If you think of it like a constraint for a problem: You're starting off and your constraint is 'Best in the world' and that's a very narrow target to hit. But if you start the other side of things, 'my constraint is to draw a circle' , 'now it's to shade it' 'Now it's to give the circle a nose' ... then it's a lot harder to fail, especially if you're generous with your time in those sorts of activities.
You're starting off with constraints that are at the edge of your current skills that way, rather than constraints that are... not feasible to reach that quickly.

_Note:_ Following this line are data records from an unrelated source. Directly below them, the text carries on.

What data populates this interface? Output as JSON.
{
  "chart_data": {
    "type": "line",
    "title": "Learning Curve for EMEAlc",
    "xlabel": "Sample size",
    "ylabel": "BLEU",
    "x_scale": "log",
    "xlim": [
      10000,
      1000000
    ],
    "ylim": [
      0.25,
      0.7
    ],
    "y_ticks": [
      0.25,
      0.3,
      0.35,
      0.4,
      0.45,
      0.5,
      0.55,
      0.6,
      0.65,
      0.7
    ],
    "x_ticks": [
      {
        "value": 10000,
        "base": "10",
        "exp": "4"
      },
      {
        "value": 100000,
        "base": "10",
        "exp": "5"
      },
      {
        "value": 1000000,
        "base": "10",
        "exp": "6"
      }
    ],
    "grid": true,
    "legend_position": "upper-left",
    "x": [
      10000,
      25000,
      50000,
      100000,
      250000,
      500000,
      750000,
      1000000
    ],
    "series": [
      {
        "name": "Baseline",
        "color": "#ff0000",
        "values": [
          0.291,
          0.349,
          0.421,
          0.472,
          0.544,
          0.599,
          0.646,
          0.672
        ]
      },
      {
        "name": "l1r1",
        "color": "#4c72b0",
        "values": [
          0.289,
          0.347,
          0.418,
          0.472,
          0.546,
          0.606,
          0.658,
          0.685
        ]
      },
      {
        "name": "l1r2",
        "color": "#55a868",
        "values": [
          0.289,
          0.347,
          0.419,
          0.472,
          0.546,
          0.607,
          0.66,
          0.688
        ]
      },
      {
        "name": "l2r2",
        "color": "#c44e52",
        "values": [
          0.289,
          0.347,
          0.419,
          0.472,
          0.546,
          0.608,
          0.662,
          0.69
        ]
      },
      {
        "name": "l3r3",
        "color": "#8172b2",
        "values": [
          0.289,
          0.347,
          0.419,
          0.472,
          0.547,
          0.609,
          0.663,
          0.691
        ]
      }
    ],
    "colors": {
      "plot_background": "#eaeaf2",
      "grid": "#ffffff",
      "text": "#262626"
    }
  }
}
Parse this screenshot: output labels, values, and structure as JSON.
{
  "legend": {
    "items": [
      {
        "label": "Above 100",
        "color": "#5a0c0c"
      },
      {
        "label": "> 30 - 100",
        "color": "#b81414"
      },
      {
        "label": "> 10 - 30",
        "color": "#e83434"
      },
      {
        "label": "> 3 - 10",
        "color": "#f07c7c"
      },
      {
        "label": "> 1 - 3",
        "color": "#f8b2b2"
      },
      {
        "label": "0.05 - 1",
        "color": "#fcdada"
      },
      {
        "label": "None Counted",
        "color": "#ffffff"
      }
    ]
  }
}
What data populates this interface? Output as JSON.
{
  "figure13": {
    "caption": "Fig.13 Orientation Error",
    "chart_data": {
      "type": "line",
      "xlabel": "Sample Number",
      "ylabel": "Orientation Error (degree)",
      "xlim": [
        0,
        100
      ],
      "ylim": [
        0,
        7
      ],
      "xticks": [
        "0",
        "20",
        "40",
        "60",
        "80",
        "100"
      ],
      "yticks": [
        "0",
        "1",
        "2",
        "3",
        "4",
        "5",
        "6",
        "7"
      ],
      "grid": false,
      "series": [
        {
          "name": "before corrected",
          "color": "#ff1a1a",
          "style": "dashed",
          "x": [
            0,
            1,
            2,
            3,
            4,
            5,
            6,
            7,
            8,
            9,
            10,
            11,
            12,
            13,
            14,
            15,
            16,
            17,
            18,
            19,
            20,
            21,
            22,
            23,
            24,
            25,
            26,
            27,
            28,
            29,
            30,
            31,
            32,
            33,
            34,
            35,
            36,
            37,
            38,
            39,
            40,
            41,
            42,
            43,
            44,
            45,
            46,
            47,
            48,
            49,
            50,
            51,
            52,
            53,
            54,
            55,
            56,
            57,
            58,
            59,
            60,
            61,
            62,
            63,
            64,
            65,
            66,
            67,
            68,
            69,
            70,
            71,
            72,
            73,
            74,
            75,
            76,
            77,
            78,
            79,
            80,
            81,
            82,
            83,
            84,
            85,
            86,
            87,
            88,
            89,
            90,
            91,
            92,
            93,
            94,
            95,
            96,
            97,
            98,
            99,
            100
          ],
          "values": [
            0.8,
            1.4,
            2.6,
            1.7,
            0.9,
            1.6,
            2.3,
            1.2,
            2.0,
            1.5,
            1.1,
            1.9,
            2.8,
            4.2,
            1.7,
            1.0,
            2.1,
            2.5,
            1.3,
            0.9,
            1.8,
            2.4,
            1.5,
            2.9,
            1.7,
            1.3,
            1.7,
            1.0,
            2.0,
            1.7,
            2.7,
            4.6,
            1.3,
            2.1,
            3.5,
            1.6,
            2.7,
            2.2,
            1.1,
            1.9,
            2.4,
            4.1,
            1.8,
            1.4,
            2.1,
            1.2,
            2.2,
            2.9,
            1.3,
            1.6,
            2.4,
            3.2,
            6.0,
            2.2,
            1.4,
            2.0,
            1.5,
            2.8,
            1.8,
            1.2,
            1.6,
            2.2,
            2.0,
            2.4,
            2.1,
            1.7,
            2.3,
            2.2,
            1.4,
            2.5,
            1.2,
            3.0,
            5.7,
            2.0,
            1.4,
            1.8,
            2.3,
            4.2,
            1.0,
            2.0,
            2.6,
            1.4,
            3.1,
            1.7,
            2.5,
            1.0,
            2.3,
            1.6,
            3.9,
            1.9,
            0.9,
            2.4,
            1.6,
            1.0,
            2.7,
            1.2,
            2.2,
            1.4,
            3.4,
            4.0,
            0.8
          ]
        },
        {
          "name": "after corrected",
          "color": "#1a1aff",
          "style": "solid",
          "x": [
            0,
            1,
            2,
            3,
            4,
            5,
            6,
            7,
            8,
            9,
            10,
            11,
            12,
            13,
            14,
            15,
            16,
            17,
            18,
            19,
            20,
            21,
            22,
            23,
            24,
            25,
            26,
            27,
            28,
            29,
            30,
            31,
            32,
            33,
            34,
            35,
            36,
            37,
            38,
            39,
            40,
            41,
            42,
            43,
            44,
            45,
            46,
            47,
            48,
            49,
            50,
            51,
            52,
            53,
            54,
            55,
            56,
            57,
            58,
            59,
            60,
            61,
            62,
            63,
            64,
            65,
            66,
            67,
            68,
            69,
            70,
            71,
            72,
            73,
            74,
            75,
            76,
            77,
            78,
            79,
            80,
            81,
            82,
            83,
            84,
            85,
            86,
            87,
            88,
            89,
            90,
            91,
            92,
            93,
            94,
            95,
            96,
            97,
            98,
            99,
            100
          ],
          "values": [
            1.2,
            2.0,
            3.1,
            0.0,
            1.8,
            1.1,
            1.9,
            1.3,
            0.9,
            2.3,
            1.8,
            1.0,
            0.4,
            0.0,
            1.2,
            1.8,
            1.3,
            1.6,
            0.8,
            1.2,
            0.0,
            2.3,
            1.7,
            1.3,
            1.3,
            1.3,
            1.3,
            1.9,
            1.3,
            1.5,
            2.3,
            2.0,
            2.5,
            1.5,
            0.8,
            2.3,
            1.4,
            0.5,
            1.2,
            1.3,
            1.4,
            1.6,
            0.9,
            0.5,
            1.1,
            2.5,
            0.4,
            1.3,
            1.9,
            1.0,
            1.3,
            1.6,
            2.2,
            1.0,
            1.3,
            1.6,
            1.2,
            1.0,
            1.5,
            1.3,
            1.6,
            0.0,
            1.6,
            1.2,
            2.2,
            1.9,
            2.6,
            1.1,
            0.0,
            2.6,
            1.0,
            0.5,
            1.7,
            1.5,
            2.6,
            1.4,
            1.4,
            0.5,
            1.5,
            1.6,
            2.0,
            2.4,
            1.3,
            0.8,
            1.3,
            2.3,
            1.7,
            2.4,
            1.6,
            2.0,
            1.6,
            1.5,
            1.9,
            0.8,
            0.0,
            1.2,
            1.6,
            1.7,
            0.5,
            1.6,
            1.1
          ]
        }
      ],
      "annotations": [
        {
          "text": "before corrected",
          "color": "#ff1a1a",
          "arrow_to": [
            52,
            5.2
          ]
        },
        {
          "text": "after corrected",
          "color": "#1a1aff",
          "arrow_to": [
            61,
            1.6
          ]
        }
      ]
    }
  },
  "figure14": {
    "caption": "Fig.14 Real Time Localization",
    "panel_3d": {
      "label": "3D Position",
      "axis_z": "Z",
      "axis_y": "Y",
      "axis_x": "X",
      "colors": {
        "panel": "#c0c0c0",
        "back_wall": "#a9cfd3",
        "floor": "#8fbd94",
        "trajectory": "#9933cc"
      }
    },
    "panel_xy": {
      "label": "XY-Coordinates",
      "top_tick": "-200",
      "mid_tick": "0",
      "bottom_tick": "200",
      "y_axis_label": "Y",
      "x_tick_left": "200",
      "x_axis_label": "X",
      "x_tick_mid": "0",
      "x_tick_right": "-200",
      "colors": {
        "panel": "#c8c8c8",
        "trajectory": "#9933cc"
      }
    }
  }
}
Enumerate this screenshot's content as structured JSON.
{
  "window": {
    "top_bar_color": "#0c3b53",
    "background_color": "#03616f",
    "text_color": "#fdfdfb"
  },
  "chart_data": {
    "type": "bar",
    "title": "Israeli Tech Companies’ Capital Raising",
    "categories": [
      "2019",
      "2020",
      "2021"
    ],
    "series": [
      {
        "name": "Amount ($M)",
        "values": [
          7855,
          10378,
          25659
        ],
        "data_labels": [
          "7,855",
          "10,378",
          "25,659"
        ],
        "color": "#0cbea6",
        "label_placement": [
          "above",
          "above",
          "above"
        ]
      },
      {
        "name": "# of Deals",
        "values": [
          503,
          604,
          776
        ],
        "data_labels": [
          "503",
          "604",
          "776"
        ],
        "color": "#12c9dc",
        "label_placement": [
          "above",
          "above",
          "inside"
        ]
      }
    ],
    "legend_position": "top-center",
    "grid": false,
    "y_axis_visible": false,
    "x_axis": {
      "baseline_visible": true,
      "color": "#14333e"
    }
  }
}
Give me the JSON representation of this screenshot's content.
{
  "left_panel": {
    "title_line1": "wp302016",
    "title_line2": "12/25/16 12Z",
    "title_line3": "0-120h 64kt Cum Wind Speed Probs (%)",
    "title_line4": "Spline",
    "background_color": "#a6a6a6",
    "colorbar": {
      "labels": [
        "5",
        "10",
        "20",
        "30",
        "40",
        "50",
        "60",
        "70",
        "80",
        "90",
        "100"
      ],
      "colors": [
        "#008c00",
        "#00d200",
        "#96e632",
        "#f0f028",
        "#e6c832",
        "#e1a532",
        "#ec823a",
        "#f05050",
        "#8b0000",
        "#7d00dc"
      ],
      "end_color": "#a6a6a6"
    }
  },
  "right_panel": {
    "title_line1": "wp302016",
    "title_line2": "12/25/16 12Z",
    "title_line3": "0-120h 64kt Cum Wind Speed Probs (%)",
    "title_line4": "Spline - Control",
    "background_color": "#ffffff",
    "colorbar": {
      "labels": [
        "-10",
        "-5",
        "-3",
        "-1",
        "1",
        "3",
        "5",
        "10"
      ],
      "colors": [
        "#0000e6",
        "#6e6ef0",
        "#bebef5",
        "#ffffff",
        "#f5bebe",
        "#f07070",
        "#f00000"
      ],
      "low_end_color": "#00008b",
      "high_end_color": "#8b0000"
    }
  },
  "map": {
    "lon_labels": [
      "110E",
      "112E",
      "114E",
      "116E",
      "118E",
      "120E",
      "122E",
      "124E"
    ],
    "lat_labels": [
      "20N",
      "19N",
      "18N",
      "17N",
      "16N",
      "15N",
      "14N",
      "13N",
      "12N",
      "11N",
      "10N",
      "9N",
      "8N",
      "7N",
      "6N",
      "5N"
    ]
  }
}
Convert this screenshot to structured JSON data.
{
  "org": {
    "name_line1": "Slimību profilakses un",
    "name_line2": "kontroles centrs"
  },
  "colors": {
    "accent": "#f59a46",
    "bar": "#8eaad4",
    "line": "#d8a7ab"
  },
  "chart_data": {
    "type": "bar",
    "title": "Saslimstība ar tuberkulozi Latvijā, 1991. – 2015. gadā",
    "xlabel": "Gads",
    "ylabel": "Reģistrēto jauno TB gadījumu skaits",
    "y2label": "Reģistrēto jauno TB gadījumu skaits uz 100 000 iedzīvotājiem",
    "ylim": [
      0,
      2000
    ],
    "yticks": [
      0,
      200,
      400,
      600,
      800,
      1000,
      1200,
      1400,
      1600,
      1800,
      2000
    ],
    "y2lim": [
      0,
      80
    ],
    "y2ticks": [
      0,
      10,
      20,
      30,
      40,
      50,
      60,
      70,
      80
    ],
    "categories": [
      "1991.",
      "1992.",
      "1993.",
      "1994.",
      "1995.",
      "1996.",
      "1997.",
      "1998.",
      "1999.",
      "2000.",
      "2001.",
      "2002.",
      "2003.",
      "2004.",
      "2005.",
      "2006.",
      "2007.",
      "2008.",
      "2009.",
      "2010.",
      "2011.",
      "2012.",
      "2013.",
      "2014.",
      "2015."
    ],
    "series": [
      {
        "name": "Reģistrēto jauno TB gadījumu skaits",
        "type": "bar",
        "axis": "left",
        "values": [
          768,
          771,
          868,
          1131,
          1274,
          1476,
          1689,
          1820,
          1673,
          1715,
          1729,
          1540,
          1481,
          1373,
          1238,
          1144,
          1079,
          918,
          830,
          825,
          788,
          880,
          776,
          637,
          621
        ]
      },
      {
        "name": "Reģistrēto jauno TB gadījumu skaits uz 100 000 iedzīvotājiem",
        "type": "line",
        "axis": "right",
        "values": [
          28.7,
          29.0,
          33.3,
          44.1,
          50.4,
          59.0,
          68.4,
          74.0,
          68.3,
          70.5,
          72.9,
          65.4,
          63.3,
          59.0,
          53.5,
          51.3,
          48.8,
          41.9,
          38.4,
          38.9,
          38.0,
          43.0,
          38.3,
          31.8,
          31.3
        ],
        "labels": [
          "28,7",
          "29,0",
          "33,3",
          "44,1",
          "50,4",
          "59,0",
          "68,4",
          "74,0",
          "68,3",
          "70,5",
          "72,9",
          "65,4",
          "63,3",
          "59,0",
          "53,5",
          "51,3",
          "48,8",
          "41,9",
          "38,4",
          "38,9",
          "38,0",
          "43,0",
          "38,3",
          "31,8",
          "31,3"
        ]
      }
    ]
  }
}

Even then, I would warn against a desire to be the best in the world: There are seven billion people in the world. If you define your success along some particular line as being the best, you are comparing yourself to someone who got all the genetic breaks, started when they were a kid, and finds the subject rewarding enough to work on it more or less continuously.
Chances are really bad that you're the best in the world at anything. Like 7 billion to 1 against. Even worse, the sacrifices demanded of people who are truly the best in the world in terms of some particular activity often seem to leave time for anything resembling a life. And for what? The returns on being the best in the world are rarely in line with the effort it takes to be so, or at least so it seems.
^_^
tl/dr: Small steps, consistently applied.
Nothing happens overnight except failure.